European stocks fell sharply lower, apparently on reports of financial tensions in China and after another leg down in oil futures.

Reports that the People's Bank of China had injected $15bn into the country's financial system to sustain liquidity raised new concerns about financial strains in the largest economy in that hemisphere.

So did a report that some lenders in China had stopped taking stock in smaller listed companies as collateral for loans. Selling in the US ahead of the long holiday weekend and the expiration of options may also have played a hand.

As of the close, the benchmark Stoxx Europe 600 index had surrendered 2.82%, France’s CAC 40 another 2.38% and Germany’s Dax 2.54%.

Overnight, the Shanghai Composite index fell 3.5%, closing in bear market territory, while Hong Kong’s Hang Seng slid 1.5%. A bear market is when the price of an asset drops 20% from its peak. The Stoxx 600 also finished in bear market territory.

On a more positive note, data released early on Friday morning showed China's so-called total social financing - the broadest measure of credit growth in the country - grew at its fastest pace in 12 months, once certain distortions were stripped out, according to Capital Economics.

Even so, "last night’s Chinese selloff has once again seen the Asian powerhouse move back into bear market territory for the second time in just over six months. This overnight performance has been enough to trigger a selloff in across the board in Europe," said Alastair McCaig, market analyst at IG.

Oil prices were also under pressure, falling below the $30 level again to fresh 12-year low.

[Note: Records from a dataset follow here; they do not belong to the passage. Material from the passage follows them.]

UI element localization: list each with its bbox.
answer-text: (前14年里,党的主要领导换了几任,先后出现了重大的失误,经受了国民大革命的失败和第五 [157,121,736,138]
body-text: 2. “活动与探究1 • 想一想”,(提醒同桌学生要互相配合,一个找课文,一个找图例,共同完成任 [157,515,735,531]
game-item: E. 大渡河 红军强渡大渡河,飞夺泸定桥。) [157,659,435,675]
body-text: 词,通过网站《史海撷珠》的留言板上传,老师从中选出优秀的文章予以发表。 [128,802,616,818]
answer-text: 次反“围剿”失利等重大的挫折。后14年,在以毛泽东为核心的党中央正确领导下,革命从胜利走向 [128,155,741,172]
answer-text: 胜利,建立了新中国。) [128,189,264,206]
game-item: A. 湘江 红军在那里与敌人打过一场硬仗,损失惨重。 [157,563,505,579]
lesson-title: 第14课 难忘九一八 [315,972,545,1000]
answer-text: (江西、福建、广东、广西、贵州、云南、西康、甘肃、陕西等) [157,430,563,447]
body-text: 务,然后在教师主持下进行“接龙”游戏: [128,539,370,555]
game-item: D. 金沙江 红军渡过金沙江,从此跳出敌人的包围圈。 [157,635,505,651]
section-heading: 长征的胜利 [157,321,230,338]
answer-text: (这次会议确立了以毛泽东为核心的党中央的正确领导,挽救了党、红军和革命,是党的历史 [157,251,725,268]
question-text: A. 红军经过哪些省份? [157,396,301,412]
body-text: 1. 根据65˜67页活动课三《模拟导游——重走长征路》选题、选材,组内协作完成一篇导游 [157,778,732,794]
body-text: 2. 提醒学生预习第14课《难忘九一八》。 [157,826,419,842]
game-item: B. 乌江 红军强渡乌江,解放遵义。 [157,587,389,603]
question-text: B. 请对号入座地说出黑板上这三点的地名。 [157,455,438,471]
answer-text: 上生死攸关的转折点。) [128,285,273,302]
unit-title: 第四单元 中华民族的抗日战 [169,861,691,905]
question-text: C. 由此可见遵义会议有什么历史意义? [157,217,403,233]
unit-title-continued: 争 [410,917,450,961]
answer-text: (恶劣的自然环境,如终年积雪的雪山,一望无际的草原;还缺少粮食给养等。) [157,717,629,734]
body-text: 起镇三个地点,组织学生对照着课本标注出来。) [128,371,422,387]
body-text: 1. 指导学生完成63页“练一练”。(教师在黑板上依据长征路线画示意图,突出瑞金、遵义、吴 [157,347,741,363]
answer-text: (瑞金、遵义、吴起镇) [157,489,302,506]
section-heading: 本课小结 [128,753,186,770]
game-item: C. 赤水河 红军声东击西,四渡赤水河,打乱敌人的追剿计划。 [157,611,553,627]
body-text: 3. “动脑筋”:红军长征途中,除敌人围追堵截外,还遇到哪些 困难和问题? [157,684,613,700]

West Texas Intermediate slumped 5.91% to $29.46 a barrel on the ICE as of 17:17GMT, while Brent crude dropped 4.86% to $29.45.

The Stoxx 600 oil and gas index fell 3.98%. Basic resources took the biggest beating, however, with the sub index for that sector down a whopping 6.45%.

BHP Billiton paced the decline, with the stock down 6.4% after the miner said it expects to book a $7.2bn (£5m) impairment charge on the value of its onshore US assets in its half-year results due to the steep drop in oil prices.

Elsewhere, French supermarket operator Carrefour slipped 1.38% after its fourth quarter revenue met analysts’ expectations.

Shares in beleaguered German car maker Volkswagen also skidded lower, erasing 5.6% from the company's value after data from the European Automobile Manufacturers’ Association revealed that its market share in Europe fell last year for the first time since 2007.

On the upside, Swedish clothing retailer Hennes & Mauritz was in the black after posting a 10% rise in December sales.

London-listed BT Group rose after the Competition and Markets Authority approved its plans to acquire EE.

Shares in French supermarket group Casino gained after the company said it will sell its majority stake in Thai hypermarket operator Big C Supercenter.

On the macroeconomic front, figures released by Eurostat showed the Eurozone's trade surplus came in at a nine-month high in November.

The trade surplus rose to €22.7bn in November compared with a revised €19.8bn the previous month, above consensus estimates for €21bn.

Seasonally-adjusted exports were up 1.6% while imports nudged down 0.1%.